The breakfast was not extraordinarily expensive. But when he looked over his account Mortier went into a rage. He had ordered the same things that we did, and his bill was two dollars and a half, that is about twelve and a half francs, higher than ours. These twelve and a half francs represented the price of a bottle of very ordinary red wine, which he had ordered.

“Do you want me to tell you what your Americans are,” he shouted. “Well, they are, and don’t you forget it either, they are every one thieves, savages, hogs. They are hogs, hogs! That one word expresses it.”

One morning at eight o’clock, after we had had coffee together, he left us.

“I am going to take a little walk,” he said. “I shall be back in half an hour.”

The half hour lasted until seven o’clock in the evening. You can imagine how anxious we became.

This is what happened.

Seeing that everybody, almost without exception, was headed in the same direction, he followed the crowd along the side walk. Presently he found himself on Brooklyn Bridge, black with people and burdened with cars, those bound to New York filled to overflowing, the others returning to Brooklyn completely empty.

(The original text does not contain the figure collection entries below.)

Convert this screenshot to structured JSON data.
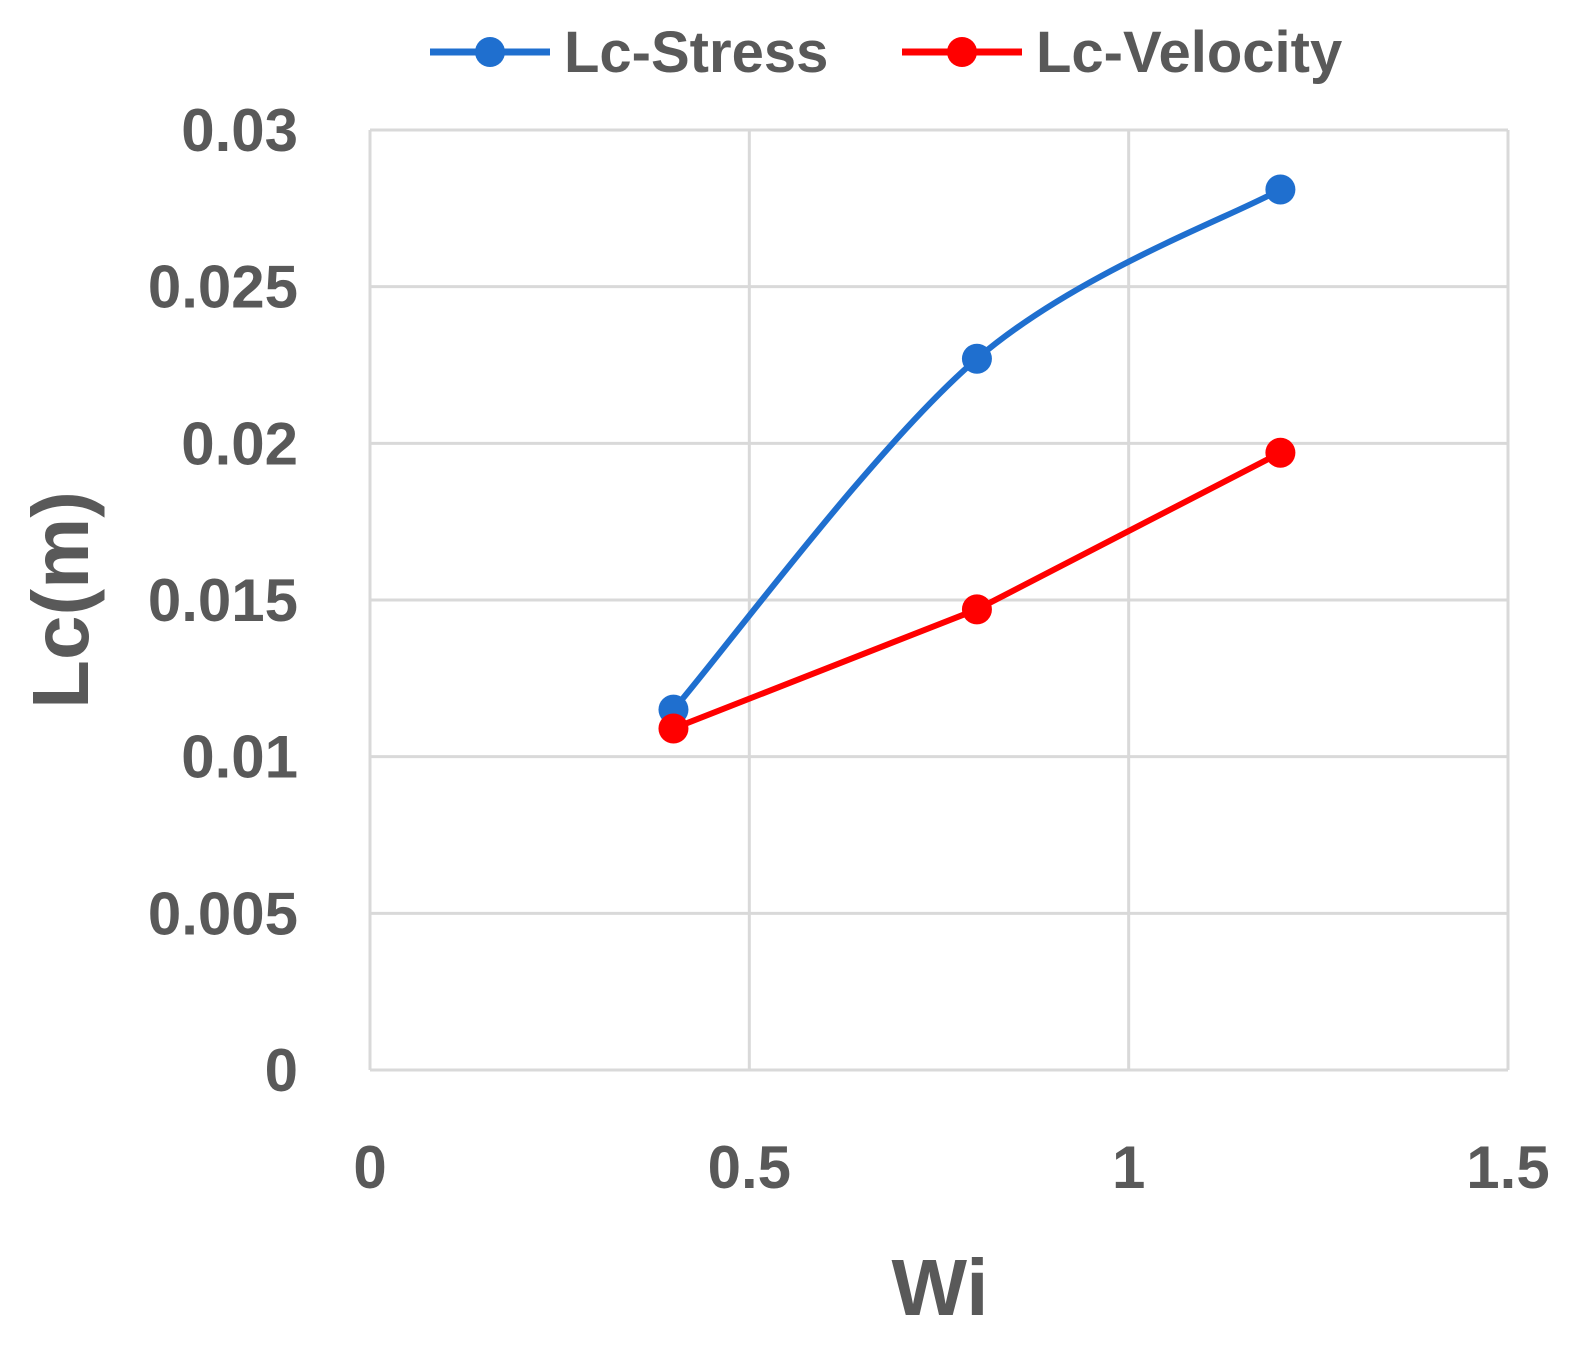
{
  "chart_data": {
    "type": "line",
    "title": "",
    "xlabel": "Wi",
    "ylabel": "Lc(m)",
    "xlim": [
      0,
      1.5
    ],
    "ylim": [
      0,
      0.03
    ],
    "xticks": [
      0,
      0.5,
      1,
      1.5
    ],
    "xtick_labels": [
      "0",
      "0.5",
      "1",
      "1.5"
    ],
    "yticks": [
      0,
      0.005,
      0.01,
      0.015,
      0.02,
      0.025,
      0.03
    ],
    "ytick_labels": [
      "0",
      "0.005",
      "0.01",
      "0.015",
      "0.02",
      "0.025",
      "0.03"
    ],
    "grid": true,
    "legend_position": "top",
    "series": [
      {
        "name": "Lc-Stress",
        "color": "#1f6fcf",
        "smooth": true,
        "x": [
          0.4,
          0.8,
          1.2
        ],
        "y": [
          0.0115,
          0.0227,
          0.0281
        ]
      },
      {
        "name": "Lc-Velocity",
        "color": "#ff0000",
        "smooth": false,
        "x": [
          0.4,
          0.8,
          1.2
        ],
        "y": [
          0.0109,
          0.0147,
          0.0197
        ]
      }
    ]
  }
}
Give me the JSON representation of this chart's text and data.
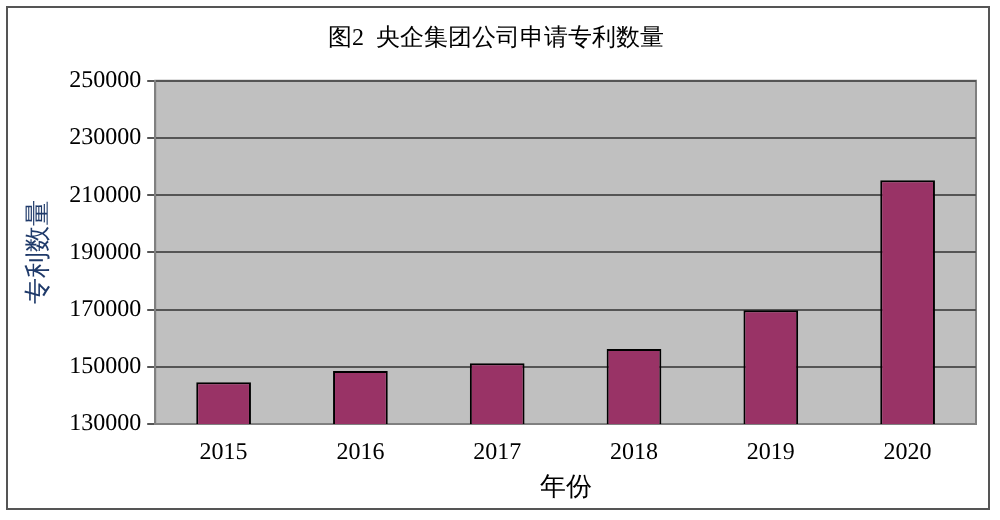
{
  "chart_data": {
    "type": "bar",
    "title": "图2  央企集团公司申请专利数量",
    "xlabel": "年份",
    "ylabel": "专利数量",
    "categories": [
      "2015",
      "2016",
      "2017",
      "2018",
      "2019",
      "2020"
    ],
    "values": [
      144600,
      148500,
      151200,
      156200,
      169800,
      215200
    ],
    "color": "#993366",
    "ylim": [
      130000,
      250000
    ],
    "yticks": [
      130000,
      150000,
      170000,
      190000,
      210000,
      230000,
      250000
    ],
    "grid": "y"
  }
}
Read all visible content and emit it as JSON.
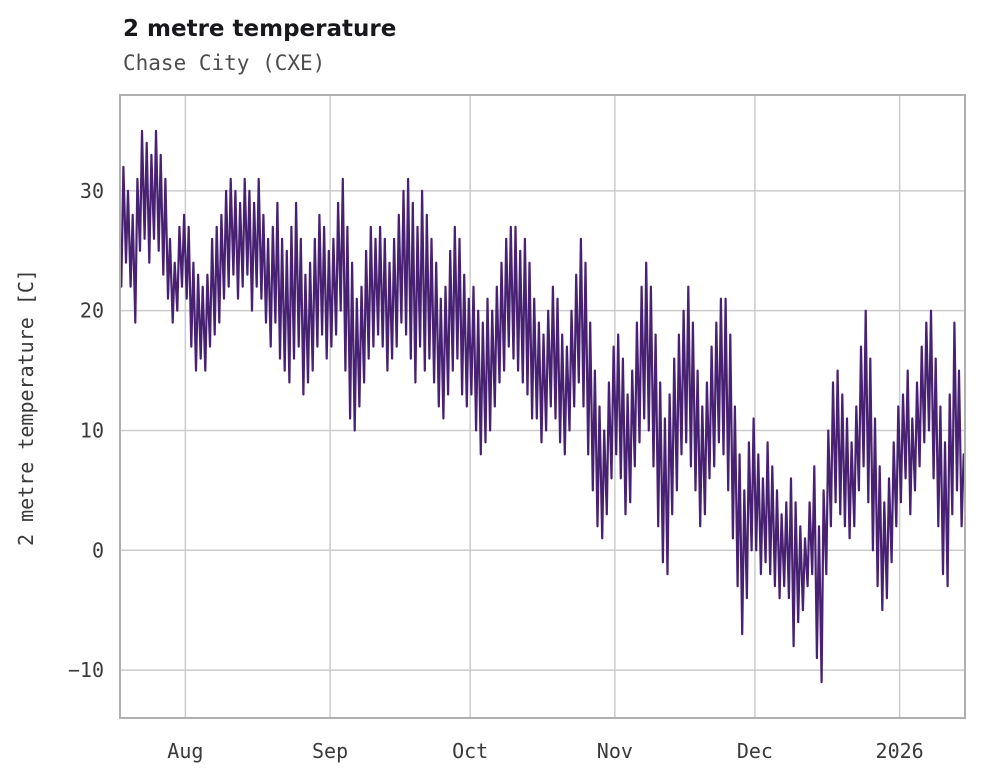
{
  "header": {
    "title": "2 metre temperature",
    "subtitle": "Chase City (CXE)"
  },
  "chart_data": {
    "type": "line",
    "title": "2 metre temperature",
    "subtitle": "Chase City (CXE)",
    "xlabel": "",
    "ylabel": "2 metre temperature [C]",
    "ylim": [
      -14,
      38
    ],
    "yticks": [
      -10,
      0,
      10,
      20,
      30
    ],
    "x_unit": "day index of sample (2 samples per day: daily min then daily max)",
    "xlim": [
      0,
      181
    ],
    "xticks": [
      {
        "label": "Aug",
        "x": 14
      },
      {
        "label": "Sep",
        "x": 45
      },
      {
        "label": "Oct",
        "x": 75
      },
      {
        "label": "Nov",
        "x": 106
      },
      {
        "label": "Dec",
        "x": 136
      },
      {
        "label": "2026",
        "x": 167
      }
    ],
    "grid": true,
    "legend": "none",
    "line_color": "#482173",
    "grid_color": "#cccccc",
    "spine_color": "#b0b0b0",
    "tick_text_color": "#3a3a3a",
    "series_description": "Estimated daily minimum and maximum 2 metre temperature (deg C), read from the jagged hourly trace; rendered as a diurnal min/max zigzag.",
    "daily_min": [
      22,
      24,
      22,
      19,
      25,
      26,
      24,
      26,
      25,
      23,
      21,
      19,
      20,
      22,
      21,
      17,
      15,
      16,
      15,
      17,
      18,
      19,
      21,
      22,
      23,
      21,
      22,
      23,
      20,
      22,
      21,
      19,
      17,
      19,
      16,
      15,
      14,
      16,
      17,
      13,
      14,
      15,
      17,
      18,
      16,
      17,
      18,
      20,
      15,
      11,
      10,
      12,
      14,
      16,
      17,
      18,
      17,
      15,
      16,
      17,
      19,
      18,
      16,
      14,
      17,
      15,
      16,
      14,
      12,
      11,
      13,
      15,
      16,
      13,
      12,
      13,
      10,
      8,
      9,
      10,
      12,
      14,
      15,
      17,
      16,
      15,
      14,
      13,
      11,
      11,
      9,
      10,
      12,
      11,
      9,
      8,
      10,
      12,
      14,
      12,
      8,
      5,
      2,
      1,
      3,
      6,
      8,
      6,
      3,
      4,
      7,
      9,
      11,
      10,
      7,
      2,
      -1,
      -2,
      3,
      5,
      8,
      9,
      7,
      5,
      2,
      3,
      6,
      7,
      9,
      8,
      5,
      1,
      -3,
      -7,
      -4,
      0,
      0,
      -2,
      -1,
      -2,
      -3,
      -4,
      -3,
      -4,
      -8,
      -6,
      -5,
      -3,
      -2,
      -9,
      -11,
      -2,
      2,
      4,
      3,
      2,
      1,
      2,
      5,
      7,
      4,
      0,
      -3,
      -5,
      -4,
      -1,
      2,
      4,
      6,
      3,
      5,
      7,
      9,
      10,
      6,
      2,
      -2,
      -3,
      3,
      5,
      2
    ],
    "daily_max": [
      32,
      30,
      28,
      31,
      35,
      34,
      33,
      35,
      33,
      31,
      26,
      24,
      27,
      28,
      27,
      24,
      23,
      22,
      23,
      26,
      27,
      28,
      30,
      31,
      30,
      29,
      31,
      30,
      29,
      31,
      28,
      26,
      27,
      29,
      26,
      25,
      27,
      29,
      26,
      23,
      24,
      26,
      28,
      27,
      25,
      26,
      29,
      31,
      27,
      24,
      21,
      22,
      25,
      27,
      26,
      27,
      26,
      24,
      26,
      28,
      30,
      31,
      29,
      27,
      30,
      28,
      26,
      24,
      21,
      22,
      25,
      27,
      26,
      23,
      21,
      22,
      20,
      19,
      21,
      20,
      22,
      24,
      26,
      27,
      27,
      25,
      26,
      24,
      21,
      19,
      18,
      20,
      22,
      21,
      18,
      17,
      20,
      23,
      26,
      24,
      19,
      15,
      12,
      10,
      14,
      17,
      18,
      16,
      13,
      15,
      19,
      22,
      24,
      22,
      18,
      14,
      11,
      13,
      16,
      18,
      20,
      22,
      19,
      15,
      12,
      14,
      17,
      19,
      21,
      21,
      18,
      12,
      8,
      5,
      9,
      11,
      8,
      6,
      9,
      7,
      5,
      3,
      4,
      6,
      4,
      2,
      1,
      4,
      7,
      2,
      5,
      10,
      14,
      15,
      13,
      11,
      9,
      12,
      17,
      20,
      16,
      11,
      7,
      4,
      6,
      9,
      12,
      13,
      15,
      11,
      14,
      17,
      19,
      20,
      16,
      12,
      9,
      13,
      19,
      15,
      8
    ]
  }
}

Mortier did not know that all Brooklyn goes to work on the New York side, where the business district is situated, and that everybody goes to work at the same hour in this peculiar country. Astonished, curious, a little bewildered, he followed the crowd. Once across the bridge he found himself in one of the innumerable streets of New York.

On the New York side he looked round him to establish a landmark by which he could find his way back. He did not discover one, but it seemed impossible to get lost, as he had only to return to the base of this big bridge to retrace his steps to Brooklyn. He kept on, therefore, until he had completely satisfied his curiosity. Then he retraced his steps, or at least he thought he was doing so. He looked for the bridge, but in vain. Everybody walked so quickly that his very courteous “Pardon, Monsieur,” met with no response. Once or twice he made a bad effort at asking for “Brooklyn Bridge.” This met with no better success.

All the while he was unable to find a policeman.